The Hague has played host to a series of hearings of the People’s Tribunal on the Murder of Journalists. And in September 2022 came out with a judgment that held the governments of Syria, Sri Lanka and Mexico responsible for failing to provide accountability for the killings of journalists in their countries. Despite her cold, Almudena Bernabeu, the prosecutor, took time to catch up with us.
With a long history in the field of international criminal law, Almudena is the Co-founder of The Guernica 37 Group and Joint Head of Guernica 37 Chambers. She explained what motivated the press freedom pressure groups Free Press Unlimited, the Committee to Protect Journalists and Reporters without Borders to organise the tribunal, and why it only took her 24 hours to agree to join.

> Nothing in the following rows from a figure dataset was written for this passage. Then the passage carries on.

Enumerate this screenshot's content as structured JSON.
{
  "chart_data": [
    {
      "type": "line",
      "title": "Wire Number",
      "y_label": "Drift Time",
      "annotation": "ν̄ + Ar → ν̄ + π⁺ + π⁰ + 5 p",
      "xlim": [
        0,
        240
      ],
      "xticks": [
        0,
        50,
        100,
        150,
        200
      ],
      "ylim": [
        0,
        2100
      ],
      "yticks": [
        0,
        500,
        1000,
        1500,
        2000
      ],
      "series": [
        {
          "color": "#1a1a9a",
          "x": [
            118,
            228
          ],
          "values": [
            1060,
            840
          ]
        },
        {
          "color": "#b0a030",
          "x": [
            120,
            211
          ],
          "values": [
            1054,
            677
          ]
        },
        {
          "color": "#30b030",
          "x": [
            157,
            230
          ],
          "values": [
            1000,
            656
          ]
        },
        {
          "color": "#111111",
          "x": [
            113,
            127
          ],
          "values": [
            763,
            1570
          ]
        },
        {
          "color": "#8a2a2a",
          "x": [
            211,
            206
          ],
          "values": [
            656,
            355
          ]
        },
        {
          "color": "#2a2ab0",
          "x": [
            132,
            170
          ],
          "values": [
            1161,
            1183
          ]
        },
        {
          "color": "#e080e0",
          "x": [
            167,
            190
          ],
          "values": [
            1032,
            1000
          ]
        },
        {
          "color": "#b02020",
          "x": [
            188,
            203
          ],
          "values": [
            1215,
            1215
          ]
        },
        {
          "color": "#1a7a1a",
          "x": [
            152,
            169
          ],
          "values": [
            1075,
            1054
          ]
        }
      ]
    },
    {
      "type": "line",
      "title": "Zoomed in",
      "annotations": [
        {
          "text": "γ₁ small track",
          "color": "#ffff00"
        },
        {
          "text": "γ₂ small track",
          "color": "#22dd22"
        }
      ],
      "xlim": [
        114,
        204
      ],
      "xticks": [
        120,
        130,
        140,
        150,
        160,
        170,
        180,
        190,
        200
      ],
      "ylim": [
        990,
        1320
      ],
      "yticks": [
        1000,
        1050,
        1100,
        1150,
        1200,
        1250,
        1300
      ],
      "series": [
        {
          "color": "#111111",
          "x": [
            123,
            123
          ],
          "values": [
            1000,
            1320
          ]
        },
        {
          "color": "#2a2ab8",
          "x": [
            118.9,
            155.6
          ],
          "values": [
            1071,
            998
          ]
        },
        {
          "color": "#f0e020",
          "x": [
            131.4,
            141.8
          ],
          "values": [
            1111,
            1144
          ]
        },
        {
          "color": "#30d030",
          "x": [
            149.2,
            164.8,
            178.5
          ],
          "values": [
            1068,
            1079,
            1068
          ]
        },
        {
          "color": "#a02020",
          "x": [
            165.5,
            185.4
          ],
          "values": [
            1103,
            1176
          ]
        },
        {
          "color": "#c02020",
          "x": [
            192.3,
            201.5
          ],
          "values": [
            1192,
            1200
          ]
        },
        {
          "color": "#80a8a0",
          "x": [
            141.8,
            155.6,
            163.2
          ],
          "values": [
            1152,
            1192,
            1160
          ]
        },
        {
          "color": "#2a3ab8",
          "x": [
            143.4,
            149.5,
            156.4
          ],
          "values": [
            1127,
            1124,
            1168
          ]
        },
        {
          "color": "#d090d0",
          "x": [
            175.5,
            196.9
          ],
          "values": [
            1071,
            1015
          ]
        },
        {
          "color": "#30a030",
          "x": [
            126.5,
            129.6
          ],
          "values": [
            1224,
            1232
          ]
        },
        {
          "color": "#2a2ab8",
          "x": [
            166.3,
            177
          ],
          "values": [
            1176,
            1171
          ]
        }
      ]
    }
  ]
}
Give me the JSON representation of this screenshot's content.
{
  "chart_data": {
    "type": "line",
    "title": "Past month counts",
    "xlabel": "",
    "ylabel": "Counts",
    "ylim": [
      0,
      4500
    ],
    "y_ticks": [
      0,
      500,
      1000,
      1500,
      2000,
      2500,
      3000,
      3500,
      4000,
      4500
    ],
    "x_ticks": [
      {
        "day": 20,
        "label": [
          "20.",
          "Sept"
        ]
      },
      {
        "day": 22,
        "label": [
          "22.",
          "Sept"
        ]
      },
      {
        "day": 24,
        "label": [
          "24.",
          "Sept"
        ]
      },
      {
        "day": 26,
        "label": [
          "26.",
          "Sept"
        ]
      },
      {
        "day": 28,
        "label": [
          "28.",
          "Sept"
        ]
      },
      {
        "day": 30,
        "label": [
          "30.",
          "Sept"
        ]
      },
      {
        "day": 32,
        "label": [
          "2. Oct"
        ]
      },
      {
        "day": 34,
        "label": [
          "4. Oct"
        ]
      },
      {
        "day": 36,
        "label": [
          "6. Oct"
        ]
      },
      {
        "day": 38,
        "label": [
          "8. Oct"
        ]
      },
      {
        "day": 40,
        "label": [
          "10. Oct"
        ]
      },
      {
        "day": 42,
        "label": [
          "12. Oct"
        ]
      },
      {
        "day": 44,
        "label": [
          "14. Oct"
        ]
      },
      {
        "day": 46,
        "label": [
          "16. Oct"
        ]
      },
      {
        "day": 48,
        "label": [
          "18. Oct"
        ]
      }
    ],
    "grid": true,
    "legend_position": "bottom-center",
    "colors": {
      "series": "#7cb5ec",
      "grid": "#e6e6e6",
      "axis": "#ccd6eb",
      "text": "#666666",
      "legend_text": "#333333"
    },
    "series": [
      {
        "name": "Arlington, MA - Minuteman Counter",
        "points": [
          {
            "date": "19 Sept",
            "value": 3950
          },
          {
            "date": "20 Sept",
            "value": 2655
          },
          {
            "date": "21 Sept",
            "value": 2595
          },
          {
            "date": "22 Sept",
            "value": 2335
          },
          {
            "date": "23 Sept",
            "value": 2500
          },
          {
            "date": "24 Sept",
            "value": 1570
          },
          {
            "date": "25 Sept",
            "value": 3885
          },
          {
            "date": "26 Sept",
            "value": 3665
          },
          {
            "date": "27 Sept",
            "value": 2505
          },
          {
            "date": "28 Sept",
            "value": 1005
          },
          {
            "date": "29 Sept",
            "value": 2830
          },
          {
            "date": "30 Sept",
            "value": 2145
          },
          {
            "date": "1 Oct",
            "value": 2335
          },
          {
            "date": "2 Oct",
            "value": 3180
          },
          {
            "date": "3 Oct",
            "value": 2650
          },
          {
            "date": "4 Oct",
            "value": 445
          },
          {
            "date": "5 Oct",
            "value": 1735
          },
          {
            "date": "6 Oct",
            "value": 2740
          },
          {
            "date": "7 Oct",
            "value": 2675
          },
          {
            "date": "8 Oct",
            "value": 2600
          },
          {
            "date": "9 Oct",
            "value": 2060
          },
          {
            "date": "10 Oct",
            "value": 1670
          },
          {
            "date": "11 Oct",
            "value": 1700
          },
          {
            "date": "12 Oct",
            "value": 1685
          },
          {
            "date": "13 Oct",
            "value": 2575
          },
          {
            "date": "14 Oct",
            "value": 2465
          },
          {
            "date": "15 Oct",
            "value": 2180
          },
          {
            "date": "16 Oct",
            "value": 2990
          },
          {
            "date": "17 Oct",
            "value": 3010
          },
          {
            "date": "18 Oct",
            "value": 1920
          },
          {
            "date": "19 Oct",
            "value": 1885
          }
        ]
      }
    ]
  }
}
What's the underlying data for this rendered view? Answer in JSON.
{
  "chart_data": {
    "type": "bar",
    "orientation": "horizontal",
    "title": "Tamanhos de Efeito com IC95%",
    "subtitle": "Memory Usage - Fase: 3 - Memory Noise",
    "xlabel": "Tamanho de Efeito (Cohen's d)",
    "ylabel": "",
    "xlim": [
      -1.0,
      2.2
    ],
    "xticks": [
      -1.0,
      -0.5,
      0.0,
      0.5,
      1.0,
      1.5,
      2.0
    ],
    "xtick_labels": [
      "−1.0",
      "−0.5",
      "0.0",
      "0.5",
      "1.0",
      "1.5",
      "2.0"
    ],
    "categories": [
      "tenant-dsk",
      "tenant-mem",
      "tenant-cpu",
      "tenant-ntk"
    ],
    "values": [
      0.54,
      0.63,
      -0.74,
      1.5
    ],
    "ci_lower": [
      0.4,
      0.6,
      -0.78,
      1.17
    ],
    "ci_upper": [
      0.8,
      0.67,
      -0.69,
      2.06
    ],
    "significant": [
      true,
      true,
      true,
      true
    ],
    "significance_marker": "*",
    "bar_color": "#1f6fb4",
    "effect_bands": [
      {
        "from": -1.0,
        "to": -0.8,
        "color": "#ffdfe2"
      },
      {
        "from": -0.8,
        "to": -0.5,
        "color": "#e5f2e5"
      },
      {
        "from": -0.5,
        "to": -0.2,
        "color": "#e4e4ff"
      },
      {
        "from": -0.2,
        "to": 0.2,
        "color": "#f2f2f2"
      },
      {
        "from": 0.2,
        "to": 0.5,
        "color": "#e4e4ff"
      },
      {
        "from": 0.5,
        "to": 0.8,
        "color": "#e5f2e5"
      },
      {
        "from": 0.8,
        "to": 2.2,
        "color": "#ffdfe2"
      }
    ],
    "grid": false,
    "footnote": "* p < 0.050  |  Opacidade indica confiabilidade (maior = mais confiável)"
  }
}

Almudena describes the endemic and transnational killings of journalists, who have shifted from being casualties in war zones to being targets of governments, regimes, and corrupted officials. She also highlights the patterns she found in the killings she prosecuted. Almudena is quite positive when we ask her what a People’s Tribunal – where NGOs take the lead, and perpetrators are not necessarily in the docks – can achieve in terms of accountability. According to her in this kind of trial, the process is “more important than the results”. The People’s Tribunal can be a first step in addressing the widespread impunity in the cases.
Almudena says she “got stuck in the 1980s” and recommends The Smiths as a background for writing pleadings and Jazz, especially Ella Fitzgerald, for reading documents. Almudena has also been binge-watching the series News Of A Kidnapping, based on the book of Gabrial Garcia Marquez, and raising the question of the role journalists play in our society.